Poser sa caméra dans un amphi bondé, filmer le quotidien d'étudiants en médecine, le bachotage bête et discipliné, les fiches de révision à " ingurgiter " jusqu'à plus soif, les TD où l'on rabâche des formules incompréhensibles apprises de tête, les soirées passées à la BU (" bibliothèque universitaire ") à avaler des manuels entiers... de prime abord, Première année aurait de quoi rebuter le plus curieux des cinéphiles.
Pourtant, Thomas Lilti, ancien médecin devenu cinéaste ( Hippocrate, Médecin de campagne), parvient à réaliser un film incisif sur les travers de l'enseignement supérieur français, mettant l'accent sur l'hyper-compétition et l'inégalité des chances.
" Comme pour beaucoup d'autres filières, en plus de la difficulté du concours et de la pression, les étudiants doivent désormais se battre pour entrer dans les amphis. Il y a beaucoup trop d'étudiants, pas assez de salles, pas assez de profs. C'est une vraie " boucherie pédagogique ", dénonce le réalisateur.

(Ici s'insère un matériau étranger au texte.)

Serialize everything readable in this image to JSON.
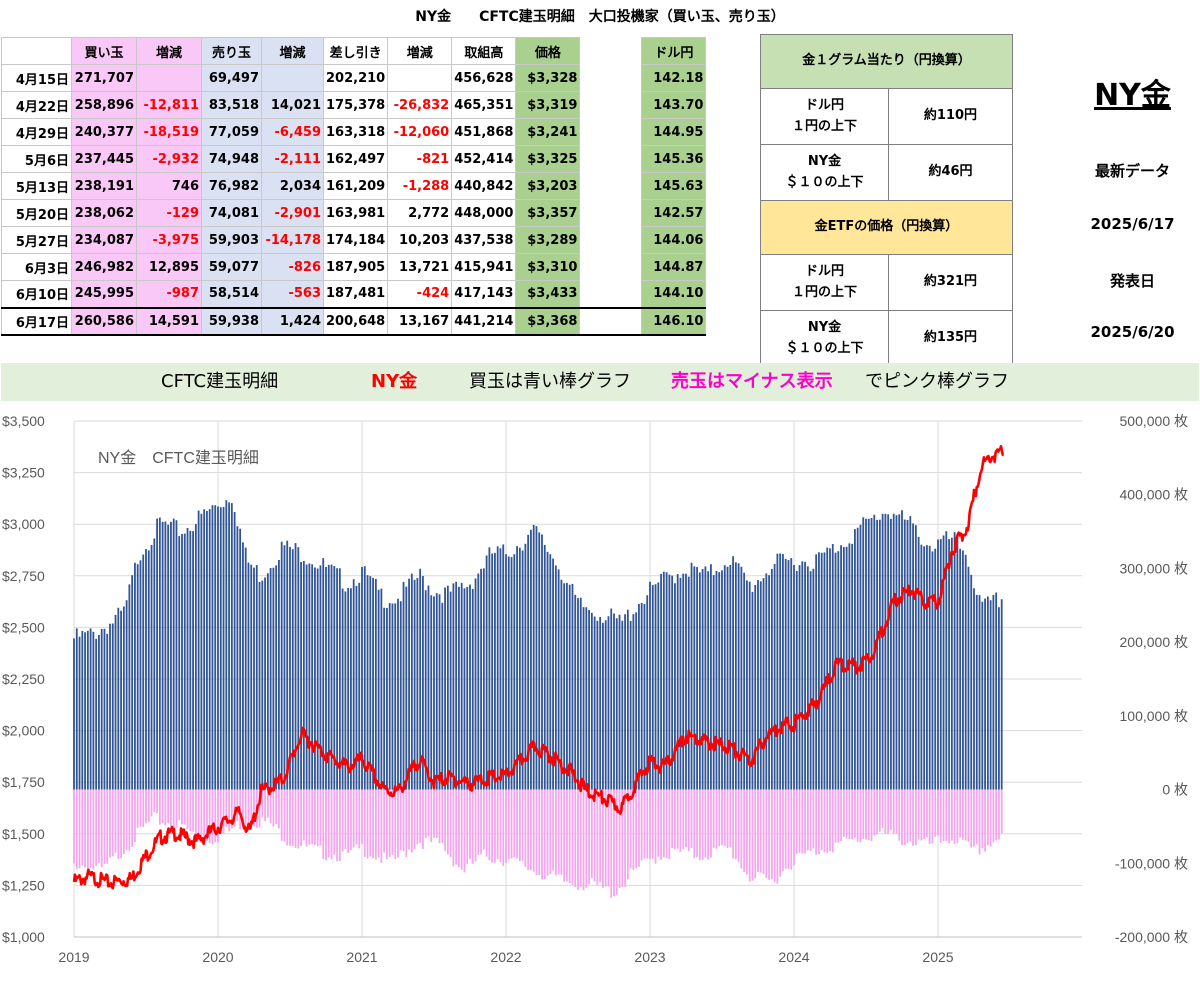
{
  "title": {
    "left": "NY金",
    "middle": "CFTC建玉明細",
    "right": "大口投機家（買い玉、売り玉）"
  },
  "table": {
    "headers": [
      "",
      "買い玉",
      "増減",
      "売り玉",
      "増減",
      "差し引き",
      "増減",
      "取組高",
      "価格",
      "",
      "ドル円"
    ],
    "rows": [
      [
        "4月15日",
        "271,707",
        "",
        "69,497",
        "",
        "202,210",
        "",
        "456,628",
        "$3,328",
        "",
        "142.18"
      ],
      [
        "4月22日",
        "258,896",
        "-12,811",
        "83,518",
        "14,021",
        "175,378",
        "-26,832",
        "465,351",
        "$3,319",
        "",
        "143.70"
      ],
      [
        "4月29日",
        "240,377",
        "-18,519",
        "77,059",
        "-6,459",
        "163,318",
        "-12,060",
        "451,868",
        "$3,241",
        "",
        "144.95"
      ],
      [
        "5月6日",
        "237,445",
        "-2,932",
        "74,948",
        "-2,111",
        "162,497",
        "-821",
        "452,414",
        "$3,325",
        "",
        "145.36"
      ],
      [
        "5月13日",
        "238,191",
        "746",
        "76,982",
        "2,034",
        "161,209",
        "-1,288",
        "440,842",
        "$3,203",
        "",
        "145.63"
      ],
      [
        "5月20日",
        "238,062",
        "-129",
        "74,081",
        "-2,901",
        "163,981",
        "2,772",
        "448,000",
        "$3,357",
        "",
        "142.57"
      ],
      [
        "5月27日",
        "234,087",
        "-3,975",
        "59,903",
        "-14,178",
        "174,184",
        "10,203",
        "437,538",
        "$3,289",
        "",
        "144.06"
      ],
      [
        "6月3日",
        "246,982",
        "12,895",
        "59,077",
        "-826",
        "187,905",
        "13,721",
        "415,941",
        "$3,310",
        "",
        "144.87"
      ],
      [
        "6月10日",
        "245,995",
        "-987",
        "58,514",
        "-563",
        "187,481",
        "-424",
        "417,143",
        "$3,433",
        "",
        "144.10"
      ],
      [
        "6月17日",
        "260,586",
        "14,591",
        "59,938",
        "1,424",
        "200,648",
        "13,167",
        "441,214",
        "$3,368",
        "",
        "146.10"
      ]
    ]
  },
  "info_box": {
    "gram_header": "金１グラム当たり（円換算）",
    "etf_header": "金ETFの価格（円換算）",
    "rows": [
      {
        "label": "ドル円\n１円の上下",
        "value": "約110円"
      },
      {
        "label": "NY金\n＄１０の上下",
        "value": "約46円"
      },
      {
        "label": "ドル円\n１円の上下",
        "value": "約321円"
      },
      {
        "label": "NY金\n＄１０の上下",
        "value": "約135円"
      }
    ]
  },
  "right_info": {
    "big_title": "NY金",
    "latest_label": "最新データ",
    "latest_date": "2025/6/17",
    "release_label": "発表日",
    "release_date": "2025/6/20"
  },
  "banner": {
    "part1": "CFTC建玉明細",
    "part2": "NY金",
    "part3": "買玉は青い棒グラフ",
    "part4": "売玉はマイナス表示",
    "part5": "でピンク棒グラフ"
  },
  "colors": {
    "long_bar": "#2f5597",
    "short_bar": "#f3a6ee",
    "price_line": "#ff0000",
    "grid": "#d9d9d9",
    "long_cell": "#f9c8f6",
    "short_cell": "#d9e1f2",
    "price_cell": "#a9d08e"
  },
  "chart_data": {
    "type": "bar+line",
    "title": "NY金　CFTC建玉明細",
    "x_ticks": [
      "2019",
      "2020",
      "2021",
      "2022",
      "2023",
      "2024",
      "2025"
    ],
    "x_range": [
      2019.0,
      2026.0
    ],
    "y_left": {
      "range": [
        1000,
        3500
      ],
      "ticks": [
        "$1,000",
        "$1,250",
        "$1,500",
        "$1,750",
        "$2,000",
        "$2,250",
        "$2,500",
        "$2,750",
        "$3,000",
        "$3,250",
        "$3,500"
      ]
    },
    "y_right": {
      "range": [
        -200000,
        500000
      ],
      "ticks": [
        "-200,000 枚",
        "-100,000 枚",
        "0 枚",
        "100,000 枚",
        "200,000 枚",
        "300,000 枚",
        "400,000 枚",
        "500,000 枚"
      ]
    },
    "long_anchors": [
      [
        2019.0,
        205000
      ],
      [
        2019.12,
        210000
      ],
      [
        2019.25,
        225000
      ],
      [
        2019.35,
        240000
      ],
      [
        2019.45,
        320000
      ],
      [
        2019.6,
        360000
      ],
      [
        2019.75,
        350000
      ],
      [
        2019.95,
        380000
      ],
      [
        2020.1,
        400000
      ],
      [
        2020.2,
        310000
      ],
      [
        2020.3,
        290000
      ],
      [
        2020.45,
        330000
      ],
      [
        2020.6,
        320000
      ],
      [
        2020.75,
        300000
      ],
      [
        2020.9,
        280000
      ],
      [
        2021.0,
        295000
      ],
      [
        2021.15,
        260000
      ],
      [
        2021.25,
        260000
      ],
      [
        2021.4,
        290000
      ],
      [
        2021.5,
        270000
      ],
      [
        2021.6,
        265000
      ],
      [
        2021.75,
        280000
      ],
      [
        2021.9,
        320000
      ],
      [
        2022.0,
        320000
      ],
      [
        2022.2,
        350000
      ],
      [
        2022.35,
        310000
      ],
      [
        2022.5,
        250000
      ],
      [
        2022.65,
        240000
      ],
      [
        2022.8,
        225000
      ],
      [
        2022.95,
        260000
      ],
      [
        2023.1,
        285000
      ],
      [
        2023.25,
        300000
      ],
      [
        2023.4,
        290000
      ],
      [
        2023.55,
        315000
      ],
      [
        2023.7,
        275000
      ],
      [
        2023.85,
        305000
      ],
      [
        2024.0,
        310000
      ],
      [
        2024.15,
        310000
      ],
      [
        2024.3,
        330000
      ],
      [
        2024.5,
        360000
      ],
      [
        2024.65,
        380000
      ],
      [
        2024.8,
        360000
      ],
      [
        2024.95,
        330000
      ],
      [
        2025.1,
        340000
      ],
      [
        2025.2,
        320000
      ],
      [
        2025.3,
        245000
      ],
      [
        2025.46,
        260586
      ]
    ],
    "short_anchors": [
      [
        2019.0,
        -100000
      ],
      [
        2019.2,
        -110000
      ],
      [
        2019.4,
        -70000
      ],
      [
        2019.55,
        -40000
      ],
      [
        2019.75,
        -50000
      ],
      [
        2019.9,
        -70000
      ],
      [
        2020.05,
        -60000
      ],
      [
        2020.2,
        -40000
      ],
      [
        2020.35,
        -45000
      ],
      [
        2020.5,
        -70000
      ],
      [
        2020.7,
        -85000
      ],
      [
        2020.9,
        -90000
      ],
      [
        2021.0,
        -80000
      ],
      [
        2021.2,
        -100000
      ],
      [
        2021.4,
        -70000
      ],
      [
        2021.55,
        -75000
      ],
      [
        2021.7,
        -110000
      ],
      [
        2021.85,
        -90000
      ],
      [
        2022.0,
        -95000
      ],
      [
        2022.2,
        -110000
      ],
      [
        2022.4,
        -125000
      ],
      [
        2022.6,
        -130000
      ],
      [
        2022.75,
        -140000
      ],
      [
        2022.9,
        -110000
      ],
      [
        2023.05,
        -90000
      ],
      [
        2023.2,
        -85000
      ],
      [
        2023.35,
        -90000
      ],
      [
        2023.55,
        -80000
      ],
      [
        2023.7,
        -120000
      ],
      [
        2023.85,
        -125000
      ],
      [
        2024.0,
        -95000
      ],
      [
        2024.2,
        -80000
      ],
      [
        2024.4,
        -70000
      ],
      [
        2024.6,
        -60000
      ],
      [
        2024.8,
        -70000
      ],
      [
        2024.95,
        -75000
      ],
      [
        2025.1,
        -65000
      ],
      [
        2025.25,
        -85000
      ],
      [
        2025.35,
        -75000
      ],
      [
        2025.46,
        -59938
      ]
    ],
    "price": [
      [
        2019.0,
        1285
      ],
      [
        2019.1,
        1310
      ],
      [
        2019.25,
        1280
      ],
      [
        2019.4,
        1300
      ],
      [
        2019.5,
        1410
      ],
      [
        2019.6,
        1500
      ],
      [
        2019.7,
        1520
      ],
      [
        2019.85,
        1480
      ],
      [
        2020.0,
        1550
      ],
      [
        2020.15,
        1620
      ],
      [
        2020.22,
        1520
      ],
      [
        2020.3,
        1720
      ],
      [
        2020.45,
        1780
      ],
      [
        2020.58,
        2000
      ],
      [
        2020.75,
        1900
      ],
      [
        2020.9,
        1840
      ],
      [
        2021.0,
        1880
      ],
      [
        2021.15,
        1730
      ],
      [
        2021.25,
        1720
      ],
      [
        2021.4,
        1880
      ],
      [
        2021.5,
        1770
      ],
      [
        2021.6,
        1790
      ],
      [
        2021.75,
        1760
      ],
      [
        2021.9,
        1790
      ],
      [
        2022.0,
        1800
      ],
      [
        2022.2,
        1940
      ],
      [
        2022.3,
        1900
      ],
      [
        2022.45,
        1820
      ],
      [
        2022.55,
        1730
      ],
      [
        2022.7,
        1680
      ],
      [
        2022.8,
        1640
      ],
      [
        2022.9,
        1760
      ],
      [
        2023.0,
        1870
      ],
      [
        2023.1,
        1840
      ],
      [
        2023.25,
        1990
      ],
      [
        2023.4,
        1960
      ],
      [
        2023.55,
        1940
      ],
      [
        2023.7,
        1870
      ],
      [
        2023.8,
        1980
      ],
      [
        2023.9,
        2040
      ],
      [
        2024.0,
        2050
      ],
      [
        2024.15,
        2150
      ],
      [
        2024.3,
        2340
      ],
      [
        2024.45,
        2330
      ],
      [
        2024.55,
        2400
      ],
      [
        2024.7,
        2650
      ],
      [
        2024.82,
        2700
      ],
      [
        2024.9,
        2640
      ],
      [
        2025.0,
        2640
      ],
      [
        2025.1,
        2900
      ],
      [
        2025.2,
        3000
      ],
      [
        2025.3,
        3300
      ],
      [
        2025.37,
        3350
      ],
      [
        2025.46,
        3368
      ]
    ]
  }
}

Film hybride à mi-chemin de la fiction et du documentaire, Première année retranscrit à l'écran les espoirs, les envies, la solidarité qui existe malgré l'environnement compétitif, le découragement aussi, et cette tension permanente, qui va grandissante à mesure que l'échéance approche, et qui s'avère inéluctable jusqu'aux résultats du concours.
" Je voulais raconter la violence et l'épreuve que sont ces grands concours qui déterminent toute une vie. Cette première année de médecine, complètement folle où on ne vit plus que pour quelques heures dans un centre d'examen, je l'ai vécue. La médecine n'est pas, ici, un prétexte mais plutôt un contexte, une porte d'entrée qui doit permettre aux spectateurs de comprendre très vite le but des personnages. " ajoute Lilti.

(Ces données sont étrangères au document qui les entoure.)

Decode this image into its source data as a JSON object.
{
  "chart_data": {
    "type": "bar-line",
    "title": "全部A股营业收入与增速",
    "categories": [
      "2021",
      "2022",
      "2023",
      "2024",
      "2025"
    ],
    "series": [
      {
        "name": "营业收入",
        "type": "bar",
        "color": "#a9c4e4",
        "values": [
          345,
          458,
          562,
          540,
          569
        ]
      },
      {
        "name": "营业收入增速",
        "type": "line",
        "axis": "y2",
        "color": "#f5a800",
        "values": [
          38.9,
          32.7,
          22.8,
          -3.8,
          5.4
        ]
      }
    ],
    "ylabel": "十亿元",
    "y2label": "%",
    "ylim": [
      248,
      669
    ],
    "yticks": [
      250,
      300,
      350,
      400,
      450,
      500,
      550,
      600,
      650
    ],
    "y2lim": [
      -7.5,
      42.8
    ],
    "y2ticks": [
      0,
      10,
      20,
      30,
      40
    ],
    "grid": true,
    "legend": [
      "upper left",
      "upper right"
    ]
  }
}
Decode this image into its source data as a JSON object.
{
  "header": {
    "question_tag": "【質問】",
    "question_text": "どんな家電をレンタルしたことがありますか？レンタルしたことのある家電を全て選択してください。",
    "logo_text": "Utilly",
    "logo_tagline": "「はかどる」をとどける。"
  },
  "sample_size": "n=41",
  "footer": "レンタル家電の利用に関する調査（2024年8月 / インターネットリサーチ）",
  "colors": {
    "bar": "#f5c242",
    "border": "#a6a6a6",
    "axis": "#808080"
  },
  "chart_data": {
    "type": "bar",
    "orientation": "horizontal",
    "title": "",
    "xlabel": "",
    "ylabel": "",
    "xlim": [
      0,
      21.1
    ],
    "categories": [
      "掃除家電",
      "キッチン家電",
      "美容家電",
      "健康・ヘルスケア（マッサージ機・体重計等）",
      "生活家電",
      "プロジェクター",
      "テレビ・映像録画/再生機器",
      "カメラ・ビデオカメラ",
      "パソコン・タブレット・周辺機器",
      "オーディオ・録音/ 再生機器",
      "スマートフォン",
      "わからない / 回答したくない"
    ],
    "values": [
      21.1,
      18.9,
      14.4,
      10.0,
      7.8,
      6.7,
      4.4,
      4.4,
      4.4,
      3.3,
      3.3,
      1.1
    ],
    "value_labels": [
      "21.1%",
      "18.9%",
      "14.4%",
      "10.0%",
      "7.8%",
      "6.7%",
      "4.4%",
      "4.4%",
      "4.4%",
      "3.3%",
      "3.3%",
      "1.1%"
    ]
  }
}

Les personnages en question, il y en a surtout deux, qui tiennent le haut de l'affiche : Vincent Lacoste est l'étudiant bien décidé à exercer le métier de ses rêves. Il incarne avec brio la détermination, la pugnacité, mais aussi la peur de ne pas y arriver, le corps qui arrive à saturation, le cerveau qui flanche. A ses côtés, William Lebghil, pour qui la vocation est moins évidente mais qui, en raison de son environnement familial (son père est chirurgien, sa mère professeur), comprend quels sont les codes pour réussir.

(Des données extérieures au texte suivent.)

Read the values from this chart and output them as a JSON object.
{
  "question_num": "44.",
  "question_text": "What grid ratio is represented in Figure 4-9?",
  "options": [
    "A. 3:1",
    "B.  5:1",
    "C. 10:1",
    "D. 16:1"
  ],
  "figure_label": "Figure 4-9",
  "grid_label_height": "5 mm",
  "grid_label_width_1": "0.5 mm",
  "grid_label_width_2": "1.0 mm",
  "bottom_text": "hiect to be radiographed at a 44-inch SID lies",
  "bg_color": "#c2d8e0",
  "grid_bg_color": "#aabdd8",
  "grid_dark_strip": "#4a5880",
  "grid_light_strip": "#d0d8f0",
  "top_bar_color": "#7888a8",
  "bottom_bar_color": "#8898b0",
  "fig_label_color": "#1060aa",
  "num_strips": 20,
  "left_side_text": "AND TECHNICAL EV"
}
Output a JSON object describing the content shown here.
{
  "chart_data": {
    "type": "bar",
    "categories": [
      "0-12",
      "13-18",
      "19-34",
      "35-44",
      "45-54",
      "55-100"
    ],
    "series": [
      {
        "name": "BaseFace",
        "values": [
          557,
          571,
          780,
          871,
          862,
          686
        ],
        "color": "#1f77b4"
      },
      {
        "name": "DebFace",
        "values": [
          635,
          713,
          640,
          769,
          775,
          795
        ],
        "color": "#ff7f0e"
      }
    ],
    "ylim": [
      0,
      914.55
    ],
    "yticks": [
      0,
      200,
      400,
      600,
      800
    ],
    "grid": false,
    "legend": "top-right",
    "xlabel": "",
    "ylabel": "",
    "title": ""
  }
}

A travers le profil de ces deux gamins, leur parcours respectif, leur motivation différente - l'envie de vivre sa vocation pour l'un, la recherche de reconnaissance paternelle pour l'autre -, le cinéaste humanise le débat qui vient faire écho à quiconque s'est retrouvé en situation de concours.
Le spectateur se surprend à retrouver le stress ressenti lors d'un concours ou d'un examen, cette sensation d'égarement dans ces salles immenses et froides aux allures d'entrepôt, le soulagement momentané d'en avoir terminé, l'attente fébrile des résultats, cette impression que les efforts fournis ne dépendent plus que d'une ligne, d'un chiffre, d'un classement. Et voici que le couperet tombe, synonyme de joie ou de désespoir.
C'est tout le talent de Thomas Lilti d'avoir su capter ces moments intimes qu'il rend universels. Voici un film sympathique aux propos pertinents.